Qui l’emportera au conseil constitutionnel à l’issue du bras de fer qui s’est amorcé entres les camps Biya et Tchiroma dès la clôture des opérations de vote le 12 octobre dernier ? Chaque camp se revendique vainqueur dans les urnes, faisant circuler vrais et faux procès-verbaux sur les réseaux sociaux pour démontrer avant l’heure la victoire de son candidat. Chaque candidat tient également l’autre pour responsable de la surchauffe au sein de l’opinion, et les accusations de tripatouillages fusent de partout dans le pays, étayés d’images amateur dont l’authenticité reste à prouver.
Toutes choses qui altèrent davantage la crédibilité d’un processus électoral dont les termes, à l’avantage supposé de l’ordre gouvernant, sont depuis longtemps contestés par les acteurs de l’opposition. Le délai étonnamment et singulièrement long du processus entre le vote et la proclamation des résultats en rajoute tant au flou qu’au malaise et à la suspicion. Conformément à l’article 96 du Code électoral, le dépouillement a débuté immédiatement après la clôture du scrutin, dans chaque bureau, en séance publique.
Le processus, supervisé par les commissions locales de vote prévues par les articles 49 à 69 du même Code, s’effectue en présence des représentants des candidats, des observateurs nationaux et internationaux, ainsi que des électeurs témoins. Chaque procès-verbal est ensuite transmis aux commissions départementales de supervision, puis consolidé au niveau des commissions régionales, avant d’être acheminé vers la Commission nationale de recensement général des votes, installée à Yaoundé.
Cette dernière, sous la supervision d’Elections Cameroon (ELECAM), établit les résultats provisoires et les transmet au Conseil constitutionnel, seul organe habilité à proclamer les résultats définitifs, conformément à l’article 132 du Code électoral. Dans l’intervalle, une attente fébrile s’est installée. Des « tendances » circulent abondamment sur les plateformes numériques, sans aucun caractère officiel. Cette période se caractérise depuis lundi dernier, par des déclarations anticipées. Des candidats, comme Issa Tchiroma Bakary, s’appuyant sur des résultats partiels ou des remontées de leurs représentants, s’est autoproclamé depuis mardi, vainqueur de l’action présidentielle du 12 octobre 2025.

D’autres partis politiques comme le Front des Démocrates Camerounais (FDC) de Denis Emilien Atangana, croient en la victoire du président sortant, Paul Biya. Le président du FDC n’a d’ailleurs pas hésité à désavouer lors d’une conférence de presse tenue au siège du parti lundi dernier, Hiram Samuel Iyodi , le candidat investi par la formation politique qu’il dirige, pour « Trahison politique ». À l’inverse, des candidats comme Cabral Libii, du Parti Camerounais pour Réconciliation Nationale appellent invariablement au calme et au légalisme, rappelant à leurs partisans et à leurs adversaires que seule la proclamation du Conseil constitutionnel fait foi.
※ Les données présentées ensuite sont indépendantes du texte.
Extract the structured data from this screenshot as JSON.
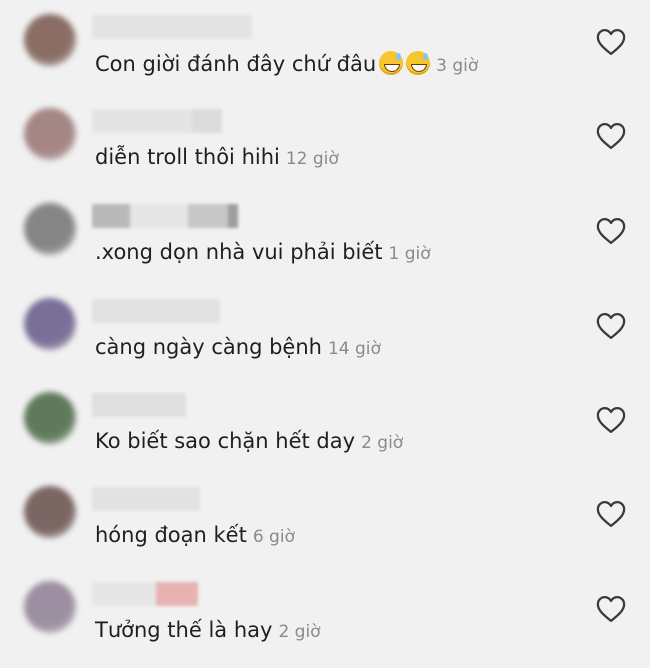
{
  "comments": [
    {
      "text": "Con giời đánh đây chứ đâu",
      "time": "3 giờ",
      "emojis": [
        "grinning-sweat-emoji",
        "grinning-sweat-emoji"
      ],
      "avatar_color": "#8a6e66",
      "username_blocks": [
        "#e3e3e3"
      ]
    },
    {
      "text": "diễn troll thôi hihi",
      "time": "12 giờ",
      "emojis": [],
      "avatar_color": "#a48685",
      "username_blocks": [
        "#e4e4e4",
        "#dcdcdc"
      ]
    },
    {
      "text": ".xong dọn nhà vui phải biết",
      "time": "1 giờ",
      "emojis": [],
      "avatar_color": "#858585",
      "username_blocks": [
        "#b9b9b9",
        "#e5e5e5",
        "#c7c7c7",
        "#9d9d9d"
      ]
    },
    {
      "text": "càng ngày càng bệnh",
      "time": "14 giờ",
      "emojis": [],
      "avatar_color": "#7a6f97",
      "username_blocks": [
        "#e1e1e1"
      ]
    },
    {
      "text": "Ko biết sao chặn hết day",
      "time": "2 giờ",
      "emojis": [],
      "avatar_color": "#5f7a5b",
      "username_blocks": [
        "#dfdfdf"
      ]
    },
    {
      "text": "hóng đoạn kết",
      "time": "6 giờ",
      "emojis": [],
      "avatar_color": "#7a6662",
      "username_blocks": [
        "#e2e2e2"
      ]
    },
    {
      "text": "Tưởng thế là hay",
      "time": "2 giờ",
      "emojis": [],
      "avatar_color": "#9c8fa2",
      "username_blocks": [
        "#e6e6e6",
        "#e9b2b2"
      ]
    }
  ],
  "icons": {
    "like": "heart-outline-icon"
  },
  "colors": {
    "background": "#f1f1f1",
    "text": "#1f1f1f",
    "time": "#8a8a8a",
    "heart_stroke": "#3a3a3a"
  }
}
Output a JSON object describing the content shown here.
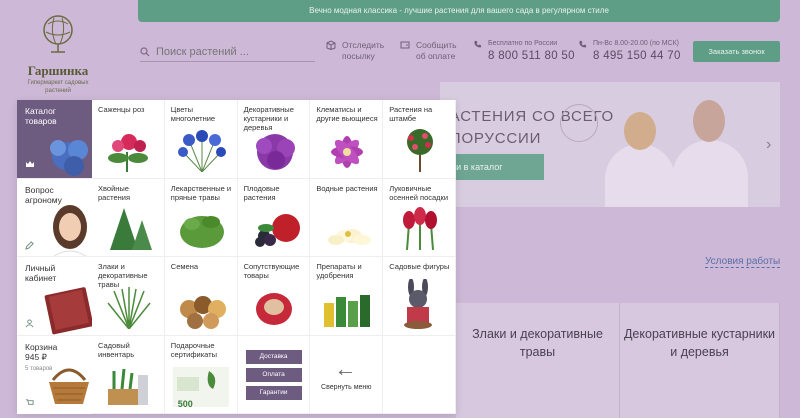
{
  "topbar": {
    "text": "Вечно модная классика - лучшие растения для вашего сада в регулярном стиле"
  },
  "logo": {
    "name": "Гаршинка",
    "tagline": "Гипермаркет садовых растений"
  },
  "search": {
    "placeholder": "Поиск растений ..."
  },
  "header": {
    "track": "Отследить посылку",
    "pay": "Сообщить об оплате",
    "free_label": "Бесплатно по России",
    "free_phone": "8 800 511 80 50",
    "hours_label": "Пн-Вс 8.00-20.00 (по МСК)",
    "hours_phone": "8 495 150 44 70",
    "call_button": "Заказать звонок"
  },
  "banner": {
    "line1": "РАСТЕНИЯ СО ВСЕГО",
    "line2": "ЕЛОРУССИИ",
    "cta": "ти в каталог"
  },
  "link_how": "Условия работы",
  "bottom_categories": [
    "Злаки и декоративные травы",
    "Декоративные кустарники и деревья"
  ],
  "menu": {
    "side": [
      {
        "label": "Каталог товаров",
        "sub": ""
      },
      {
        "label": "Вопрос агроному",
        "sub": ""
      },
      {
        "label": "Личный кабинет",
        "sub": ""
      },
      {
        "label": "Корзина",
        "price": "945 ₽",
        "sub": "5 товаров"
      }
    ],
    "cells": [
      "Саженцы роз",
      "Цветы многолетние",
      "Декоративные кустарники и деревья",
      "Клематисы и другие вьющиеся",
      "Растения на штамбе",
      "Хвойные растения",
      "Лекарственные и пряные травы",
      "Плодовые растения",
      "Водные растения",
      "Луковичные осенней посадки",
      "Злаки и декоративные травы",
      "Семена",
      "Сопутствующие товары",
      "Препараты и удобрения",
      "Садовые фигуры",
      "Садовый инвентарь",
      "Подарочные сертификаты"
    ],
    "info_buttons": [
      "Доставка",
      "Оплата",
      "Гарантии"
    ],
    "collapse": "Свернуть меню",
    "certificate_price": "500"
  },
  "colors": {
    "accent": "#6e5b80",
    "green": "#5e9e86",
    "overlay": "#cdb9d7"
  }
}
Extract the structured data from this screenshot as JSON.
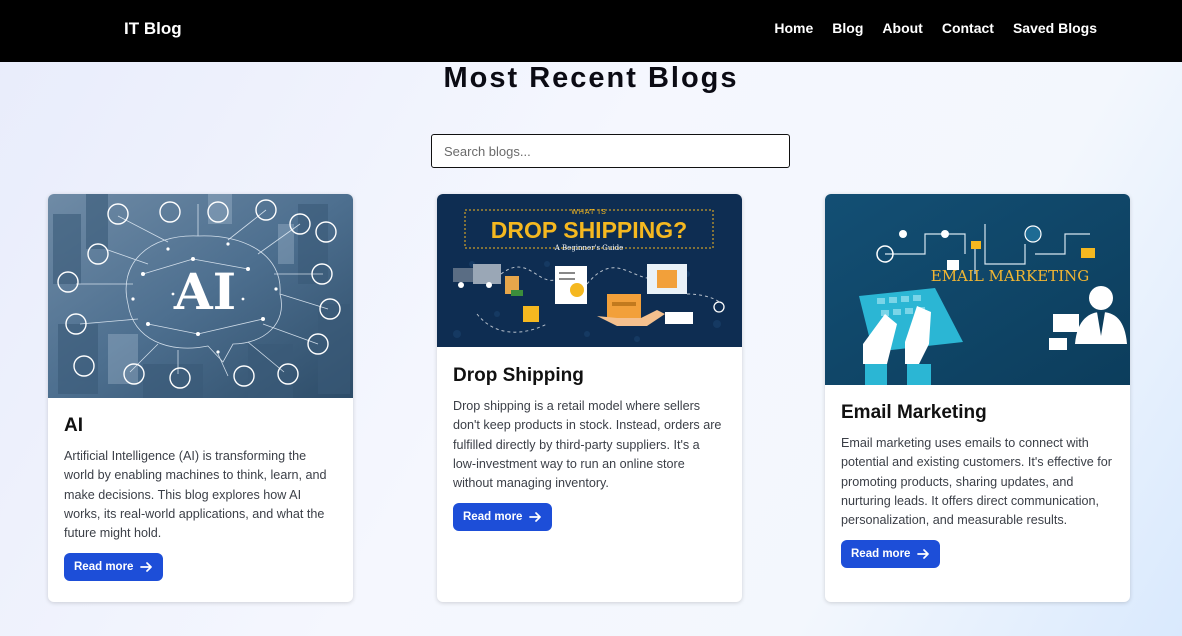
{
  "nav": {
    "brand": "IT Blog",
    "links": [
      "Home",
      "Blog",
      "About",
      "Contact",
      "Saved Blogs"
    ]
  },
  "page": {
    "title": "Most Recent Blogs"
  },
  "search": {
    "placeholder": "Search blogs..."
  },
  "posts": [
    {
      "title": "AI",
      "image_text": "AI",
      "excerpt": "Artificial Intelligence (AI) is transforming the world by enabling machines to think, learn, and make decisions. This blog explores how AI works, its real-world applications, and what the future might hold.",
      "button": "Read more"
    },
    {
      "title": "Drop Shipping",
      "image_text_small": "WHAT IS",
      "image_text": "DROP SHIPPING?",
      "image_text_sub": "A Beginner's Guide",
      "excerpt": "Drop shipping is a retail model where sellers don't keep products in stock. Instead, orders are fulfilled directly by third-party suppliers. It's a low-investment way to run an online store without managing inventory.",
      "button": "Read more"
    },
    {
      "title": "Email Marketing",
      "image_text": "EMAIL MARKETING",
      "excerpt": "Email marketing uses emails to connect with potential and existing customers. It's effective for promoting products, sharing updates, and nurturing leads. It offers direct communication, personalization, and measurable results.",
      "button": "Read more"
    }
  ],
  "colors": {
    "navbar": "#000000",
    "button": "#1d4ed8",
    "dropship_bg": "#0e2d52",
    "dropship_title": "#f5b820",
    "email_bg": "#0f4a6e",
    "email_title": "#f2b632"
  }
}
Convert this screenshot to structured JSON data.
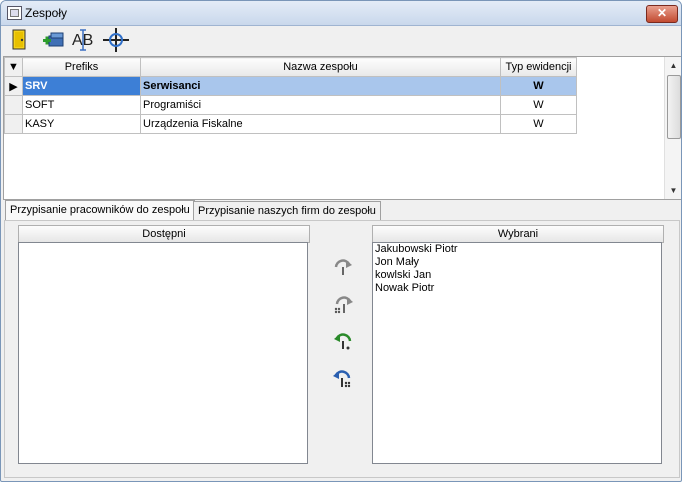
{
  "window": {
    "title": "Zespoły",
    "close_label": "✕"
  },
  "toolbar": {
    "icons": [
      "door-exit-icon",
      "add-record-icon",
      "rename-ab-icon",
      "crosshair-icon"
    ],
    "rename_text": "AB"
  },
  "grid": {
    "columns": [
      "Prefiks",
      "Nazwa zespołu",
      "Typ ewidencji"
    ],
    "rows": [
      {
        "prefix": "SRV",
        "name": "Serwisanci",
        "type": "W",
        "selected": true
      },
      {
        "prefix": "SOFT",
        "name": "Programiści",
        "type": "W",
        "selected": false
      },
      {
        "prefix": "KASY",
        "name": "Urządzenia Fiskalne",
        "type": "W",
        "selected": false
      }
    ],
    "row_indicator": "▶",
    "header_indicator": "▼"
  },
  "tabs": [
    {
      "label": "Przypisanie pracowników do zespołu",
      "active": true
    },
    {
      "label": "Przypisanie naszych firm do zespołu",
      "active": false
    }
  ],
  "assign": {
    "available_header": "Dostępni",
    "selected_header": "Wybrani",
    "available_items": [],
    "selected_items": [
      "Jakubowski Piotr",
      "Jon Mały",
      "kowlski Jan",
      "Nowak Piotr"
    ]
  },
  "colors": {
    "selection_dark": "#3d7fd6",
    "selection_light": "#a9c6ec",
    "arrow_gray": "#888888",
    "arrow_green": "#2a8a2a",
    "arrow_blue": "#2a5fb0"
  }
}
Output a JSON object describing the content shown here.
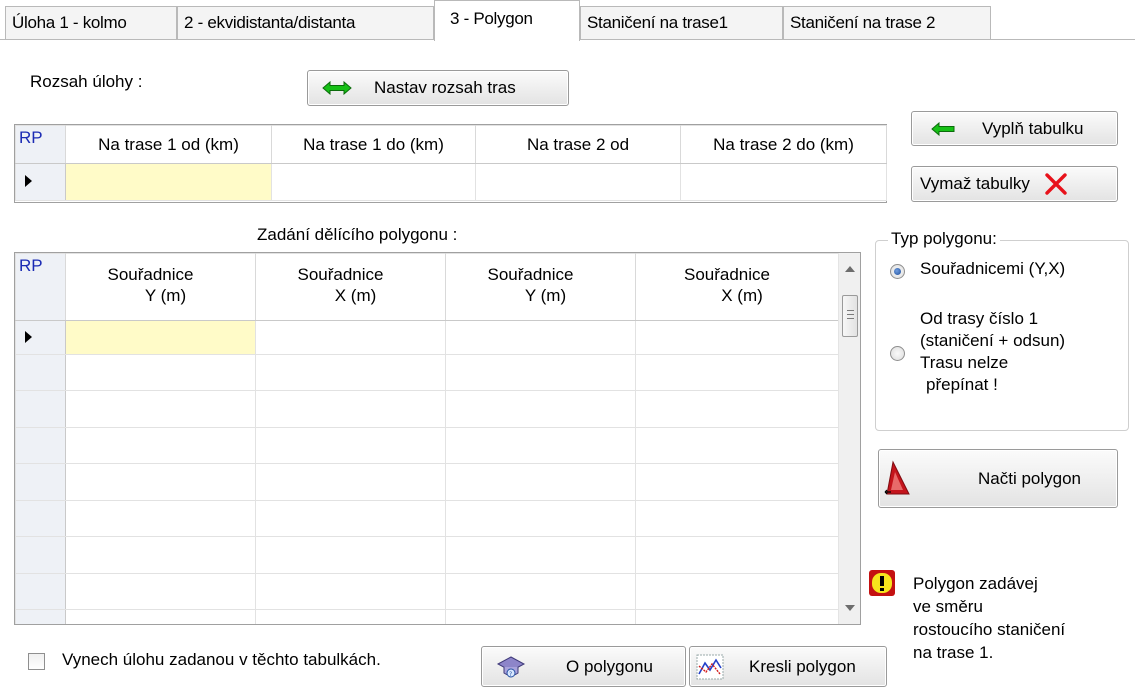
{
  "tabs": [
    "Úloha 1 - kolmo",
    "2 - ekvidistanta/distanta",
    "3 - Polygon",
    "Staničení na trase1",
    "Staničení na trase 2"
  ],
  "range": {
    "label": "Rozsah úlohy :",
    "set_button": "Nastav rozsah tras",
    "headers": [
      "RP",
      "Na trase 1 od (km)",
      "Na trase 1 do (km)",
      "Na trase 2  od",
      "Na trase 2 do (km)"
    ]
  },
  "buttons": {
    "fill_table": "Vyplň tabulku",
    "clear_tables": "Vymaž tabulky",
    "load_polygon": "Načti polygon",
    "about_polygon": "O polygonu",
    "draw_polygon": "Kresli polygon"
  },
  "polygon": {
    "label": "Zadání dělícího polygonu :",
    "headers": [
      {
        "l1": "RP",
        "l2": ""
      },
      {
        "l1": "Souřadnice",
        "l2": "Y (m)"
      },
      {
        "l1": "Souřadnice",
        "l2": "X (m)"
      },
      {
        "l1": "Souřadnice",
        "l2": "Y (m)"
      },
      {
        "l1": "Souřadnice",
        "l2": "X (m)"
      }
    ]
  },
  "polygon_type": {
    "legend": "Typ  polygonu:",
    "opt1": "Souřadnicemi (Y,X)",
    "opt2_lines": [
      "Od trasy číslo 1",
      "(staničení + odsun)",
      "Trasu nelze",
      "přepínat !"
    ]
  },
  "warning_lines": [
    "Polygon zadávej",
    "ve směru",
    "rostoucího staničení",
    "na trase 1."
  ],
  "skip_checkbox": "Vynech úlohu zadanou v těchto tabulkách.",
  "colors": {
    "yellow_cell": "#fffbc8",
    "rp_blue": "#1b2bb4",
    "clear_x": "#e8121b",
    "arrow_green": "#16c016"
  }
}
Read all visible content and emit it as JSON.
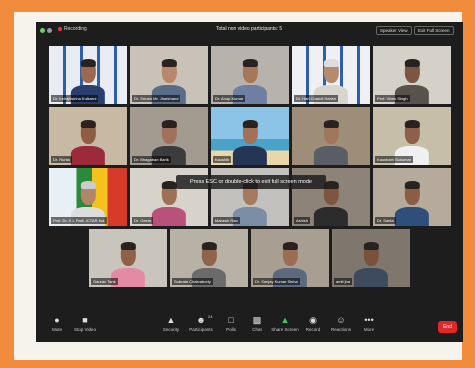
{
  "window": {
    "recording": "Recording",
    "title": "Total non video participants: 5",
    "speaker_view": "Speaker View",
    "exit_full_screen": "Exit Full Screen"
  },
  "notice": "Press ESC or double-click to exit full screen mode",
  "participants": [
    "Dr. Indrajitsinha Kulkarni",
    "Dr. Sriram Mr. Jharkhand",
    "Dr. Anup Kumar",
    "Dr. Hari Chandi Harish",
    "Prof. Vivek Singh",
    "Dr. Runta",
    "Dr. Bhagaban Barik",
    "Kaushik",
    "",
    "Kaustubh Sukumar",
    "Prof. Dr. K L Patil, ICTAR Ind.",
    "Dr. Geeta",
    "Mahesh Rao",
    "Ashish",
    "Dr. Sarita",
    "Gaurav Tank",
    "Subrata Chakraborty",
    "Dr. Sanjay Kumar Sinha",
    "amit jha"
  ],
  "controls": {
    "mute": "Mute",
    "stop_video": "Stop Video",
    "security": "Security",
    "participants": "Participants",
    "participants_count": "24",
    "polls": "Polls",
    "chat": "Chat",
    "share_screen": "Share Screen",
    "record": "Record",
    "reactions": "Reactions",
    "more": "More",
    "end": "End"
  },
  "colors": {
    "frame": "#f08c3c",
    "active_speaker": "#b8d53a",
    "end_button": "#e02828"
  }
}
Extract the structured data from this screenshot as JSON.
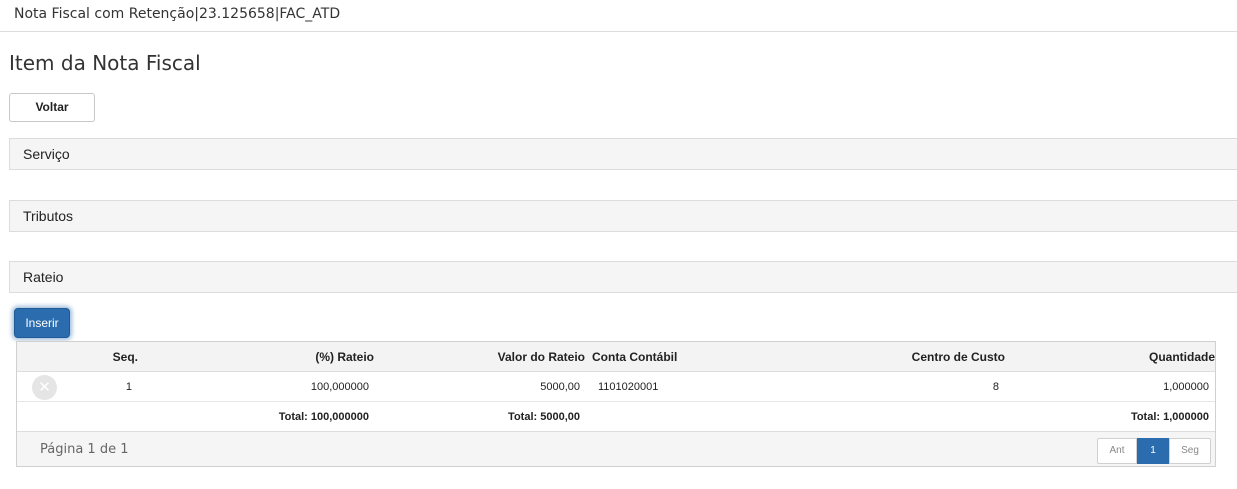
{
  "header": {
    "title": "Nota Fiscal com Retenção|23.125658|FAC_ATD"
  },
  "page": {
    "title": "Item da Nota Fiscal",
    "back_label": "Voltar"
  },
  "sections": {
    "servico": "Serviço",
    "tributos": "Tributos",
    "rateio": "Rateio"
  },
  "rateio": {
    "insert_label": "Inserir",
    "columns": {
      "seq": "Seq.",
      "pct": "(%) Rateio",
      "valor": "Valor do Rateio",
      "conta": "Conta Contábil",
      "centro": "Centro de Custo",
      "qtd": "Quantidade"
    },
    "rows": [
      {
        "delete_icon": "close-icon",
        "seq": "1",
        "pct": "100,000000",
        "valor": "5000,00",
        "conta": "1101020001",
        "centro": "8",
        "qtd": "1,000000"
      }
    ],
    "totals": {
      "pct": "Total: 100,000000",
      "valor": "Total: 5000,00",
      "qtd": "Total: 1,000000"
    },
    "pager": {
      "text": "Página 1 de 1",
      "prev": "Ant",
      "current": "1",
      "next": "Seg"
    }
  },
  "colors": {
    "accent": "#2a6cad",
    "section_bg": "#f5f5f5",
    "border": "#dcdcdc"
  }
}
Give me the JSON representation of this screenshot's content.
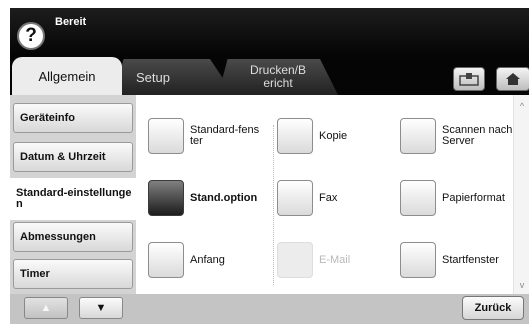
{
  "header": {
    "help_label": "?",
    "status": "Bereit"
  },
  "tabs": [
    {
      "label": "Allgemein",
      "active": true
    },
    {
      "label": "Setup",
      "active": false
    },
    {
      "label": "Drucken/Bericht",
      "active": false
    }
  ],
  "toolbar": {
    "stamp_icon": "job-status-icon",
    "home_icon": "home-icon"
  },
  "sidebar": {
    "items": [
      {
        "label": "Geräteinfo"
      },
      {
        "label": "Datum & Uhrzeit"
      },
      {
        "label": "Standard-einstellungen",
        "selected": true
      },
      {
        "label": "Abmessungen"
      },
      {
        "label": "Timer"
      }
    ],
    "nav_up": "▲",
    "nav_down": "▼"
  },
  "options": [
    {
      "label": "Standard-fenster"
    },
    {
      "label": "Kopie"
    },
    {
      "label": "Scannen nach Server"
    },
    {
      "label": "Stand.option",
      "selected": true
    },
    {
      "label": "Fax"
    },
    {
      "label": "Papierformat"
    },
    {
      "label": "Anfang"
    },
    {
      "label": "E-Mail",
      "disabled": true
    },
    {
      "label": "Startfenster"
    }
  ],
  "scroll": {
    "up": "^",
    "down": "v"
  },
  "footer": {
    "back_label": "Zurück"
  },
  "colors": {
    "selected_option": "#2a2a2a",
    "header_bg": "#000000",
    "sidebar_bg": "#d3d3d3"
  }
}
Le Code électoral encadre strictement cette phase sensible. L’article 132 dispose que le Conseil constitutionnel « veille à la régularité de l’élection présidentielle, statue sur les réclamations et proclame les résultats dans un délai de quinze jours à compter de la clôture du scrutin ».
Ce délai, qui court donc jusqu’au 26 octobre 2025, constitue une période d’entredeux, où ni ELECAM ni aucun autre organe ne peut légalement proclamer des résultats. Le gouvernement, par la voix du ministre de l’Administration, Paul Atanga Nji, a appele à « la patience et au respect des institutions républicaines », rappelant que « seule la proclamation du Conseil constitutionnel a valeur légale ». Le membre du gouvernement n’a pas oublié de mettre en garde contre la diffusion de chiffres non vérifiés, évoquant des sanctions prévues par les articles 288 et suivants du Code électoral pour toute tentative de trouble à l’ordre public ou de manipulation des résultats.
Si le pays reste globalement calme, malgré quelques échauffourées dans le Nord du pays, l’attention reste tournée vers le Conseil constitutionnel, qui détient désormais les clés du verdict final. D’ici au 26 octobre, le processus suivra son cours administratif et juridique. Centralisation, examen des réclamations, puis validation. Une mécanique codifiée, héritée de la loi électorale du 19 avril 2012, modifiée en 2019, et censée garantir la régularité d’un scrutin dont les résultats, jusqu’à leur proclamation, demeurent une affaire d’institutions — et non de conjectures.